Where the strikes have been massively successful, however, is in distracting from President Trump’s domestic woes. He has forced through a Supreme Court appointment using the nuclear option; his healthcare debacle must go down as one of the all-time greatest American political disasters the vicious feud between his advisors Steve Bannon and Jared Kushner has spilled out onto the front pages and of course the Russian election tampering story gets uglier with every turn.

This is the most incompetent and chaotic White House in living memory; it almost had no option but to draw attention away with the drama and spectacle of a cruise missile sortie.

 

  1. Why has the attack been roundly supported on both sides?

Perhaps the most distressing aspect of the response at home has been the wave of enthusiasm from liberals for both this intervention and intervention more broadly.
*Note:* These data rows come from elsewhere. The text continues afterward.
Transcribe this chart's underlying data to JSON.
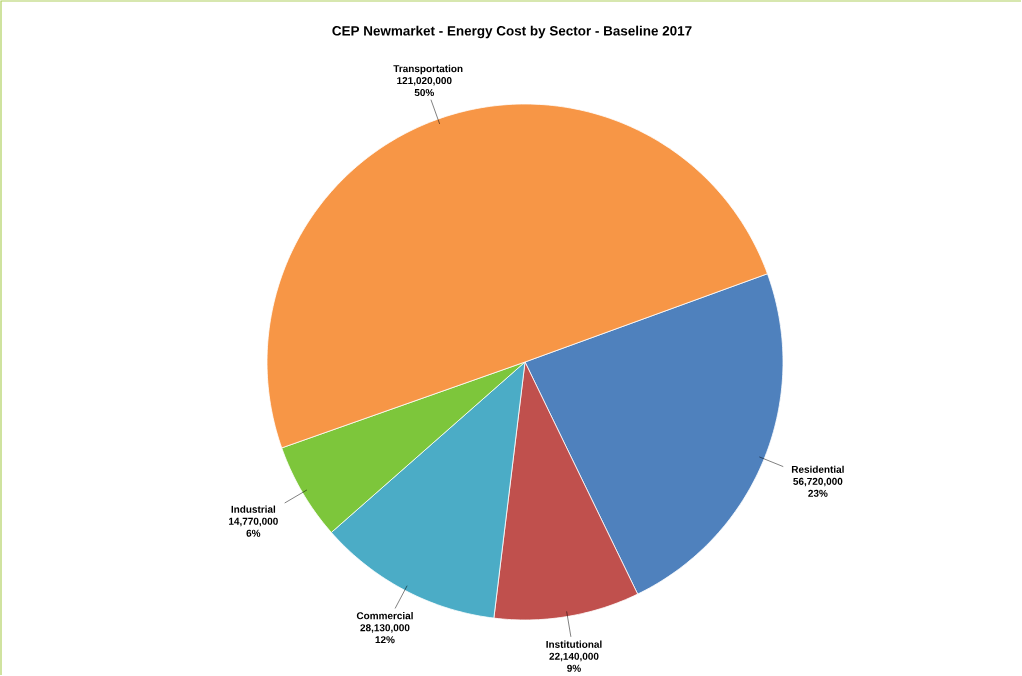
{
  "chart_data": {
    "type": "pie",
    "title": "CEP Newmarket - Energy Cost by Sector - Baseline 2017",
    "categories": [
      "Residential",
      "Institutional",
      "Commercial",
      "Industrial",
      "Transportation"
    ],
    "values": [
      56720000,
      22140000,
      28130000,
      14770000,
      121020000
    ],
    "value_labels": [
      "56,720,000 23%",
      "22,140,000 9%",
      "28,130,000 12%",
      "14,770,000 6%",
      "121,020,000 50%"
    ],
    "colors": [
      "#4f81bd",
      "#c0504d",
      "#4bacc6",
      "#7dc63b",
      "#f79646"
    ]
  }
}
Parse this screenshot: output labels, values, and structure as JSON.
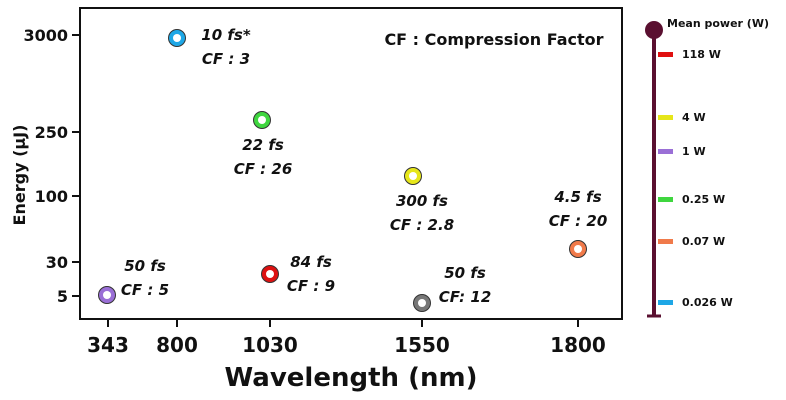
{
  "chart_data": {
    "type": "scatter",
    "xlabel": "Wavelength (nm)",
    "ylabel": "Energy (µJ)",
    "x_ticks": [
      "343",
      "800",
      "1030",
      "1550",
      "1800"
    ],
    "y_ticks": [
      "5",
      "30",
      "100",
      "250",
      "3000"
    ],
    "legend_note": "CF : Compression Factor",
    "points": [
      {
        "x": 343,
        "y": 5,
        "color": "#9a6fd6",
        "labels": [
          "50 fs",
          "CF : 5"
        ]
      },
      {
        "x": 800,
        "y": 3000,
        "color": "#1ea7e6",
        "labels": [
          "10 fs*",
          "CF : 3"
        ]
      },
      {
        "x": 1030,
        "y": 250,
        "color": "#3fd63f",
        "labels": [
          "22 fs",
          "CF : 26"
        ]
      },
      {
        "x": 1030,
        "y": 30,
        "color": "#dd1111",
        "labels": [
          "84 fs",
          "CF : 9"
        ]
      },
      {
        "x": 1550,
        "y": 100,
        "color": "#e6e61a",
        "labels": [
          "300 fs",
          "CF : 2.8"
        ]
      },
      {
        "x": 1550,
        "y": 5,
        "color": "#777777",
        "labels": [
          "50 fs",
          "CF: 12"
        ]
      },
      {
        "x": 1800,
        "y": 30,
        "color": "#f07a4a",
        "labels": [
          "4.5 fs",
          "CF : 20"
        ]
      }
    ],
    "colorbar": {
      "title": "Mean power (W)",
      "entries": [
        {
          "label": "118 W",
          "color": "#e01010"
        },
        {
          "label": "4 W",
          "color": "#e6e61a"
        },
        {
          "label": "1 W",
          "color": "#9a6fd6"
        },
        {
          "label": "0.25 W",
          "color": "#3fd63f"
        },
        {
          "label": "0.07 W",
          "color": "#f07a4a"
        },
        {
          "label": "0.026 W",
          "color": "#1ea7e6"
        }
      ]
    }
  }
}
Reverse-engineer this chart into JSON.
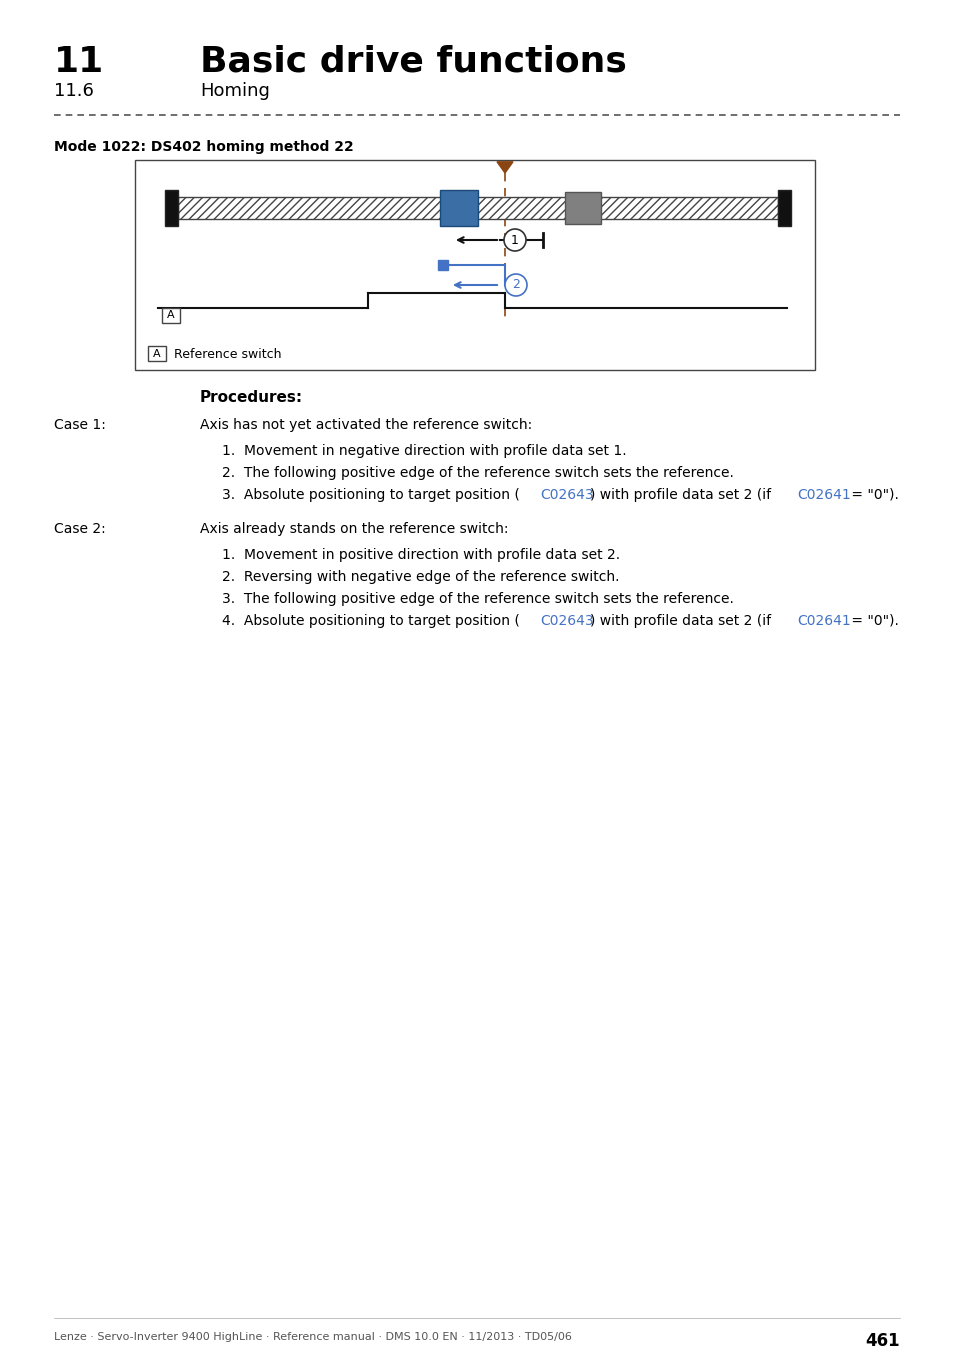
{
  "title_num": "11",
  "title_text": "Basic drive functions",
  "subtitle_num": "11.6",
  "subtitle_text": "Homing",
  "mode_label": "Mode 1022: DS402 homing method 22",
  "procedures_label": "Procedures:",
  "case1_header": "Case 1:",
  "case1_intro": "Axis has not yet activated the reference switch:",
  "case1_item1": "Movement in negative direction with profile data set 1.",
  "case1_item2": "The following positive edge of the reference switch sets the reference.",
  "case1_item3_pre": "Absolute positioning to target position (",
  "case1_item3_link1": "C02643",
  "case1_item3_mid": ") with profile data set 2 (if ",
  "case1_item3_link2": "C02641",
  "case1_item3_suf": " = \"0\").",
  "case2_header": "Case 2:",
  "case2_intro": "Axis already stands on the reference switch:",
  "case2_item1": "Movement in positive direction with profile data set 2.",
  "case2_item2": "Reversing with negative edge of the reference switch.",
  "case2_item3": "The following positive edge of the reference switch sets the reference.",
  "case2_item4_pre": "Absolute positioning to target position (",
  "case2_item4_link1": "C02643",
  "case2_item4_mid": ") with profile data set 2 (if ",
  "case2_item4_link2": "C02641",
  "case2_item4_suf": " = \"0\").",
  "footer_text": "Lenze · Servo-Inverter 9400 HighLine · Reference manual · DMS 10.0 EN · 11/2013 · TD05/06",
  "footer_page": "461",
  "bg_color": "#ffffff",
  "text_color": "#000000",
  "link_color": "#4472c4",
  "blue_block_color": "#3b6ea5",
  "gray_block_color": "#808080",
  "arrow2_color": "#4472c4",
  "ref_dashed_color": "#8b4513",
  "triangle_color": "#8b4513"
}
Until just a few days ago, President Trump was reviled by every liberal in America, suddenly he is being embraced as a great humanitarian and courageous leader because he has fired some missiles. This is absurd and should, in itself, point to the greater absurdity inherent in such interventions.

It is shocking that after so many failures over so many years, there is still a substantial majority amongst the media, analysts and in the political world who see military force as the first and not the last resort and intervention in the affairs of a sovereign nation as a right.

Liberal interventionism is just interventionism. It doesn’t matter if the end goal is liberty or if it is profit; it doesn’t matter if the motivation is access to oil or ending the suffering of civilians. It has been tried, tried and tried again. Each time the results have been more catastrophic than the last.